Equal trapazoids around the circumference of a circle

Waterlogged

New member
Joined
May 19, 2018
Messages
1
'm building a deck around an above ground, round swimming pool. The top rail of the pool consists of 17 equal length straight pieces that are 55" each to form the "circle". I want to frame 17 equal size trapazoids around the perimeter.

The short side of the trapazoid (up against the pool) will be 56". The diameter at the outer edge of the pool (or the short side of the trapazoid) is 25' 4".

The diameter of the long side of the trapazoid (the outer circumference of the deck) 40' 4".

What is the length of the long side of the trapazoid?
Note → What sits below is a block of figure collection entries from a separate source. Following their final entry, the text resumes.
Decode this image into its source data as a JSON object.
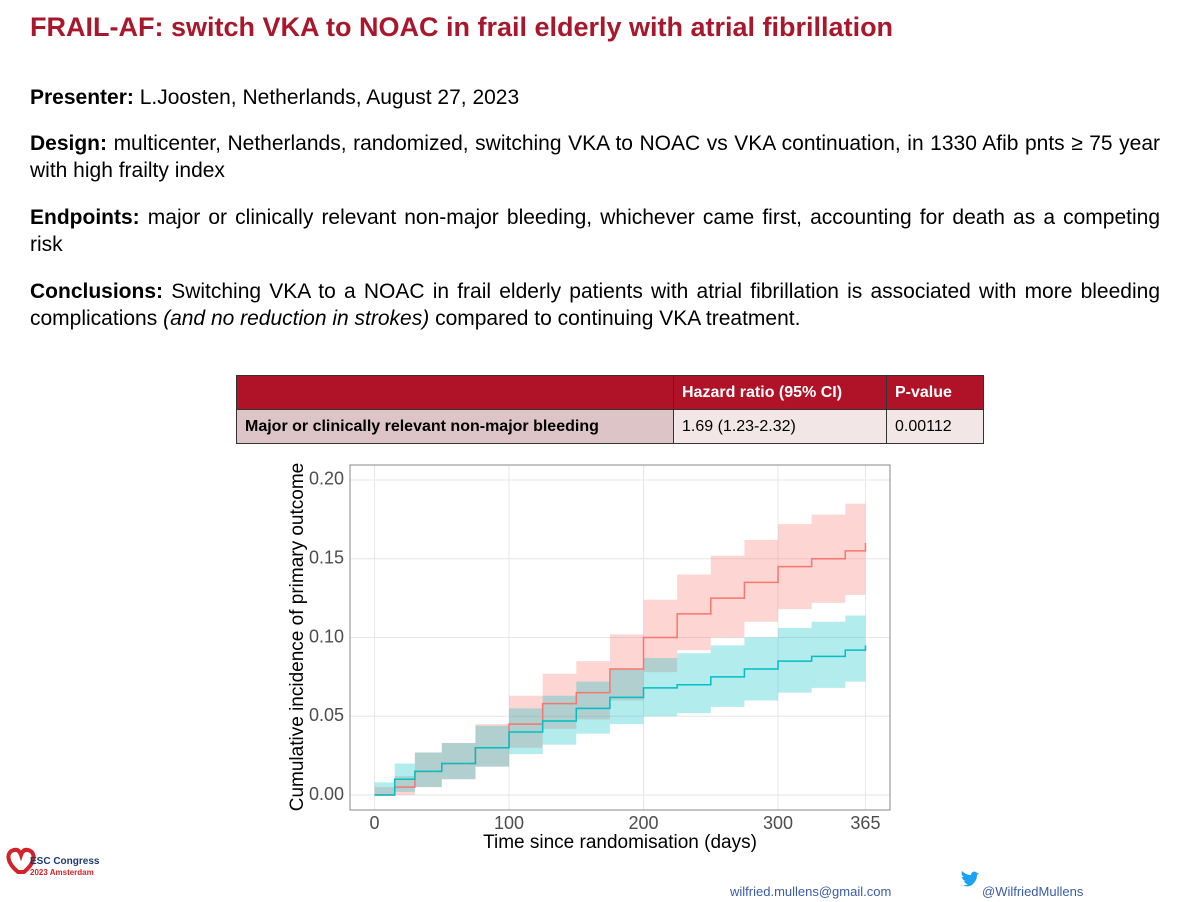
{
  "header": {
    "title": "FRAIL-AF: switch VKA to NOAC in frail elderly with atrial fibrillation"
  },
  "sections": [
    {
      "label": "Presenter:",
      "text": "L.Joosten, Netherlands, August 27, 2023"
    },
    {
      "label": "Design:",
      "text": "multicenter, Netherlands, randomized, switching VKA to NOAC vs VKA continuation, in 1330 Afib pnts ≥ 75 year with high frailty index"
    },
    {
      "label": "Endpoints:",
      "text": "major or clinically relevant non-major bleeding, whichever came first, accounting for death as a competing risk"
    },
    {
      "label": "Conclusions:",
      "text": "Switching VKA to a NOAC in frail elderly patients with atrial fibrillation is associated with more bleeding complications",
      "italic": "(and no reduction in strokes)",
      "text_after": "compared to continuing VKA treatment."
    }
  ],
  "table": {
    "header": [
      "Hazard ratio (95% CI)",
      "P-value"
    ],
    "rows": [
      [
        "Major or clinically relevant non-major bleeding",
        "1.69 (1.23-2.32)",
        "0.00112"
      ]
    ]
  },
  "chart_data": {
    "type": "step",
    "xlabel": "Time since randomisation (days)",
    "ylabel": "Cumulative incidence of primary outcome",
    "x": [
      0,
      15,
      30,
      50,
      75,
      100,
      125,
      150,
      175,
      200,
      225,
      250,
      275,
      300,
      325,
      350,
      365
    ],
    "series": [
      {
        "color": "#f8766d",
        "values": [
          0,
          0.005,
          0.015,
          0.02,
          0.03,
          0.045,
          0.058,
          0.065,
          0.08,
          0.1,
          0.115,
          0.125,
          0.135,
          0.145,
          0.15,
          0.155,
          0.16
        ],
        "lower": [
          0,
          0,
          0.005,
          0.01,
          0.018,
          0.03,
          0.042,
          0.048,
          0.06,
          0.078,
          0.092,
          0.1,
          0.11,
          0.118,
          0.122,
          0.127,
          0.13
        ],
        "upper": [
          0.005,
          0.012,
          0.027,
          0.033,
          0.045,
          0.063,
          0.077,
          0.085,
          0.102,
          0.124,
          0.14,
          0.152,
          0.162,
          0.172,
          0.178,
          0.185,
          0.19
        ]
      },
      {
        "color": "#00bfc4",
        "values": [
          0,
          0.01,
          0.015,
          0.02,
          0.03,
          0.04,
          0.047,
          0.055,
          0.062,
          0.068,
          0.07,
          0.075,
          0.08,
          0.085,
          0.088,
          0.092,
          0.095
        ],
        "lower": [
          0,
          0.002,
          0.005,
          0.01,
          0.018,
          0.026,
          0.032,
          0.039,
          0.045,
          0.05,
          0.052,
          0.056,
          0.06,
          0.065,
          0.068,
          0.072,
          0.075
        ],
        "upper": [
          0.008,
          0.02,
          0.027,
          0.033,
          0.044,
          0.055,
          0.063,
          0.072,
          0.08,
          0.087,
          0.09,
          0.095,
          0.1,
          0.106,
          0.11,
          0.114,
          0.12
        ]
      }
    ],
    "xlim": [
      -18.25,
      383.25
    ],
    "ylim": [
      -0.0095,
      0.2095
    ],
    "xticks": [
      0,
      100,
      200,
      300,
      365
    ],
    "yticks": [
      {
        "value": 0,
        "label": "0.00"
      },
      {
        "value": 0.05,
        "label": "0.05"
      },
      {
        "value": 0.1,
        "label": "0.10"
      },
      {
        "value": 0.15,
        "label": "0.15"
      },
      {
        "value": 0.2,
        "label": "0.20"
      }
    ],
    "grid": true
  },
  "footer": {
    "logo_line1": "ESC Congress",
    "logo_line2": "2023 Amsterdam",
    "email": "wilfried.mullens@gmail.com",
    "twitter": "@WilfriedMullens"
  }
}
Thanks in advance for any assistance
 
'm building a deck around an above ground, round swimming pool. The top rail of the pool consists of 17 equal length straight pieces that are 55" each to form the "circle". I want to frame 17 equal size trapazoids around the perimeter.

The short side of the trapazoid (up against the pool) will be 56". The diameter at the outer edge of the pool (or the short side of the trapazoid) is 25' 4".

The diameter of the long side of the trapazoid (the outer circumference of the deck) 40' 4".

What is the length of the long side of the trapazoid?

Thanks in advance for any assistance
What is the outer circumference of the deck? = Pi * (484)

Divide that into 17 equal parts. What do you get?
 
'm building a deck around an above ground, round swimming pool. The top rail of the pool consists of 17 equal length straight pieces that are 55" each to form the "circle". I want to frame 17 equal size trapazoids around the perimeter.

The short side of the trapazoid (up against the pool) will be 56". The diameter at the outer edge of the pool (or the short side of the trapazoid) is 25' 4".

The diameter of the long side of the trapazoid (the outer circumference of the deck) 40' 4".

What is the length of the long side of the trapazoid?

Think of similar triangles.

If you extend the legs of a trapezoid until they meet at the center, you will have two similar isosceles triangles. The inner one has legs (assuming you measured the diameter of the circle on which the ends of the straight rails lie, that is, the diameter of the circle in which the 17-gon is inscribed) of (25' 4")/2 = 12' 8", and base 55". (I'm using the pool rails here rather than the inner edge of the deck, 56", because I assume that is where the diameter is measured. But that may depend on how the measurements are made.) The outer trapezoid has legs (40' 4")/2 = 20' 2". This gives a proportion,

x : 20' 2" = 55" : 12' 8".

Can you solve that?

If you need further help, I'll first want to be sure I'm interpreting the situation correctly. Can you confirm how you are measuring the 25' 4" "diameter" of a pool that is not really a circle? What points are that far apart? The fact that there are an odd number of sides makes this a little tricky, I would think. The fact that rails have a non-zero thickness may also complicate it -- are you measuring inside or outside or center of the rails?

Khan's answer seems to assume that you have arcs, not straight sides.